When a business partners with a major tech provider, it buys into their ecosystem. While these platforms offer immense power, they are designed for a broad user base, not tailored to individual business needs. The trade-off? Less flexibility and limited control.

In contrast, when a company builds its own AI tools, it retains full control over the innovation process. Solutions can be designed from the ground up to meet the unique requirements of the business. This ensures the technology is fit-for-purpose, rather than adopting a one-size-fits-all approach. Internal development also allows companies the flexibility to pivot. If a particular solution isn’t performing, it can be adjusted, iterated, or even scrapped. External partnerships rarely offer this level of agility, and often, companies discover limitations too late.

Control over data and transparency

Data is the fuel for AI and machine learning. However, when companies use third-party solutions, they often surrender control over how their data is processed, stored, or used. Many tech companies operate with closed systems, limiting insight into how algorithms function and process data. This can lead to compliance risks, inefficiencies, and reliance on systems that don’t fully align with the business’s goals.

By building proprietary AI solutions, companies retain full control over their data, ensuring transparency in how it’s used. This is crucial given the growing landscape of global privacy regulations. Transparency also safeguards businesses against vulnerability to potential risks, such as AI bias or “black box” decision-making, where algorithmic processes are opaque and difficult to audit.
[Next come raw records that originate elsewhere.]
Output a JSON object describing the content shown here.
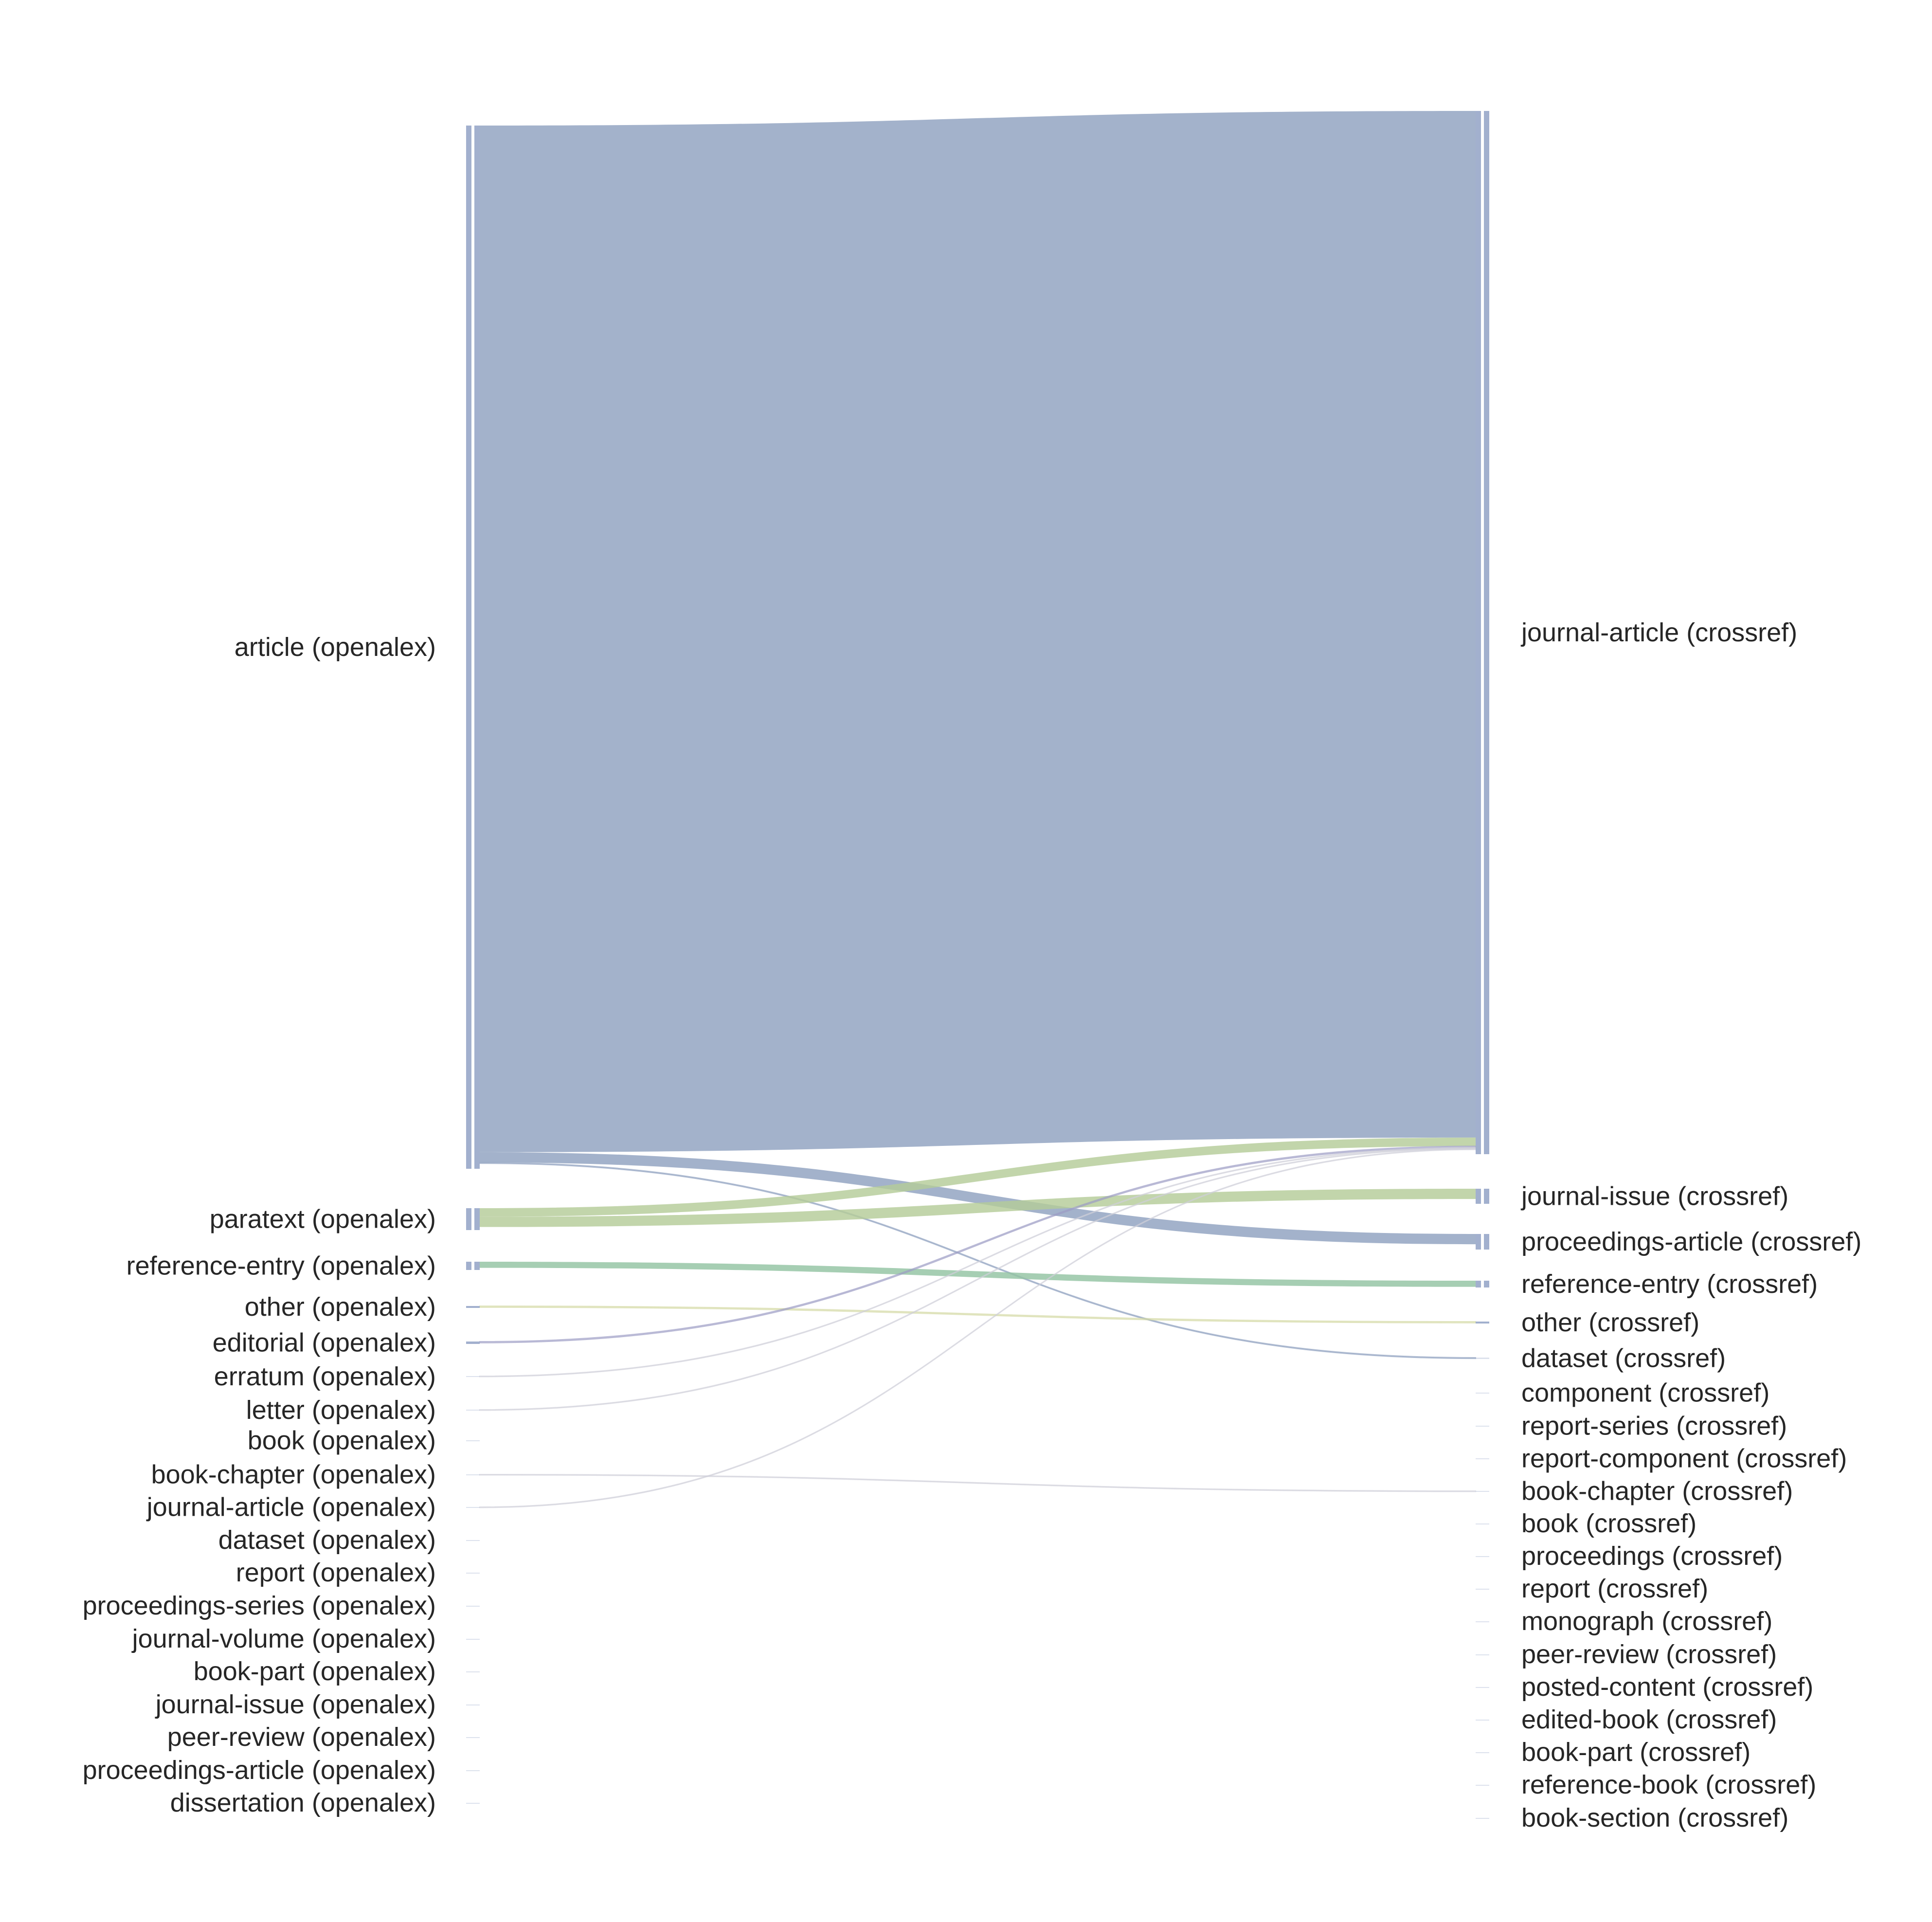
{
  "colors": {
    "blue": "#8fa1bf",
    "green": "#b5cc98",
    "teal": "#93c3a2",
    "purple": "#9c9cc4",
    "olive": "#d4d8a3",
    "gray": "#cfcfd8",
    "node": "#9daccb"
  },
  "chart_data": {
    "type": "sankey",
    "sources": [
      {
        "id": "s_article",
        "label": "article (openalex)"
      },
      {
        "id": "s_paratext",
        "label": "paratext (openalex)"
      },
      {
        "id": "s_refentry",
        "label": "reference-entry (openalex)"
      },
      {
        "id": "s_other",
        "label": "other (openalex)"
      },
      {
        "id": "s_editorial",
        "label": "editorial (openalex)"
      },
      {
        "id": "s_erratum",
        "label": "erratum (openalex)"
      },
      {
        "id": "s_letter",
        "label": "letter (openalex)"
      },
      {
        "id": "s_book",
        "label": "book (openalex)"
      },
      {
        "id": "s_bookchapter",
        "label": "book-chapter (openalex)"
      },
      {
        "id": "s_journalarticle",
        "label": "journal-article (openalex)"
      },
      {
        "id": "s_dataset",
        "label": "dataset (openalex)"
      },
      {
        "id": "s_report",
        "label": "report (openalex)"
      },
      {
        "id": "s_procseries",
        "label": "proceedings-series (openalex)"
      },
      {
        "id": "s_journalvolume",
        "label": "journal-volume (openalex)"
      },
      {
        "id": "s_bookpart",
        "label": "book-part (openalex)"
      },
      {
        "id": "s_journalissue",
        "label": "journal-issue (openalex)"
      },
      {
        "id": "s_peerreview",
        "label": "peer-review (openalex)"
      },
      {
        "id": "s_procarticle",
        "label": "proceedings-article (openalex)"
      },
      {
        "id": "s_dissertation",
        "label": "dissertation (openalex)"
      }
    ],
    "targets": [
      {
        "id": "t_journalarticle",
        "label": "journal-article (crossref)"
      },
      {
        "id": "t_journalissue",
        "label": "journal-issue (crossref)"
      },
      {
        "id": "t_procarticle",
        "label": "proceedings-article (crossref)"
      },
      {
        "id": "t_refentry",
        "label": "reference-entry (crossref)"
      },
      {
        "id": "t_other",
        "label": "other (crossref)"
      },
      {
        "id": "t_dataset",
        "label": "dataset (crossref)"
      },
      {
        "id": "t_component",
        "label": "component (crossref)"
      },
      {
        "id": "t_reportseries",
        "label": "report-series (crossref)"
      },
      {
        "id": "t_reportcomponent",
        "label": "report-component (crossref)"
      },
      {
        "id": "t_bookchapter",
        "label": "book-chapter (crossref)"
      },
      {
        "id": "t_book",
        "label": "book (crossref)"
      },
      {
        "id": "t_proceedings",
        "label": "proceedings (crossref)"
      },
      {
        "id": "t_report",
        "label": "report (crossref)"
      },
      {
        "id": "t_monograph",
        "label": "monograph (crossref)"
      },
      {
        "id": "t_peerreview",
        "label": "peer-review (crossref)"
      },
      {
        "id": "t_postedcontent",
        "label": "posted-content (crossref)"
      },
      {
        "id": "t_editedbook",
        "label": "edited-book (crossref)"
      },
      {
        "id": "t_bookpart",
        "label": "book-part (crossref)"
      },
      {
        "id": "t_referencebook",
        "label": "reference-book (crossref)"
      },
      {
        "id": "t_booksection",
        "label": "book-section (crossref)"
      }
    ],
    "links": [
      {
        "source": "s_article",
        "target": "t_journalarticle",
        "value": 3000,
        "color": "blue"
      },
      {
        "source": "s_article",
        "target": "t_procarticle",
        "value": 30,
        "color": "blue"
      },
      {
        "source": "s_article",
        "target": "t_dataset",
        "value": 3,
        "color": "blue"
      },
      {
        "source": "s_paratext",
        "target": "t_journalarticle",
        "value": 25,
        "color": "green"
      },
      {
        "source": "s_paratext",
        "target": "t_journalissue",
        "value": 30,
        "color": "green"
      },
      {
        "source": "s_refentry",
        "target": "t_refentry",
        "value": 18,
        "color": "teal"
      },
      {
        "source": "s_other",
        "target": "t_other",
        "value": 4,
        "color": "olive"
      },
      {
        "source": "s_editorial",
        "target": "t_journalarticle",
        "value": 4,
        "color": "purple"
      },
      {
        "source": "s_erratum",
        "target": "t_journalarticle",
        "value": 1,
        "color": "gray"
      },
      {
        "source": "s_letter",
        "target": "t_journalarticle",
        "value": 1,
        "color": "gray"
      },
      {
        "source": "s_bookchapter",
        "target": "t_bookchapter",
        "value": 0.5,
        "color": "gray"
      },
      {
        "source": "s_journalarticle",
        "target": "t_journalarticle",
        "value": 0.5,
        "color": "gray"
      }
    ]
  }
}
Innovation at your own pace

Tech giants innovate at a rapid pace, which can be both an advantage and a challenge. While they bring impressive advancements to market, businesses that partner with them are often at the mercy of their roadmaps. If a company like Google or Meta deprioritises a tool or feature, businesses relying on it may find themselves without support, or forced to adopt new solutions that don’t align with their strategies.

On the other hand, companies that handle innovation internally can move at their own pace. They can decide when and how to integrate new technologies, ensuring that their solutions align perfectly with business objectives. This internal agility allows businesses to adapt quickly to market changes without waiting for updates or patches from an external provider.

Long-term cost efficiency

Building in-house AI solutions requires an upfront investment in research, development, and testing. While partnering with tech firms may initially seem more cost-effective, companies often face ongoing subscription fees, high licensing costs, and the burden of adapting third-party tools to meet their specific needs. Over time, these costs can accumulate.

Developing proprietary tools eliminates the need for continuous financial outlay to external providers. Companies can fine-tune their solutions, ensuring they remain relevant without incurring additional costs. Owning the technology also removes the risk of being locked into a vendor’s ecosystem, providing more predictability and financial stability in the long run.

Own your own innovation

While there are short-term benefits to partnering with Big Tech, the long-term constraints – lack of flexibility, limited control over data, and ongoing costs – can hinder a company’s growth and innovation potential. Internal innovation offers greater freedom to build customised solutions that fit specific needs, pivot when necessary, and retain control over both data and costs.

In today’s rapidly evolving digital landscape, businesses that take ownership of their innovation will thrive. They will understand their limitations but always look toward creating proprietary solutions that best serve their evolving needs.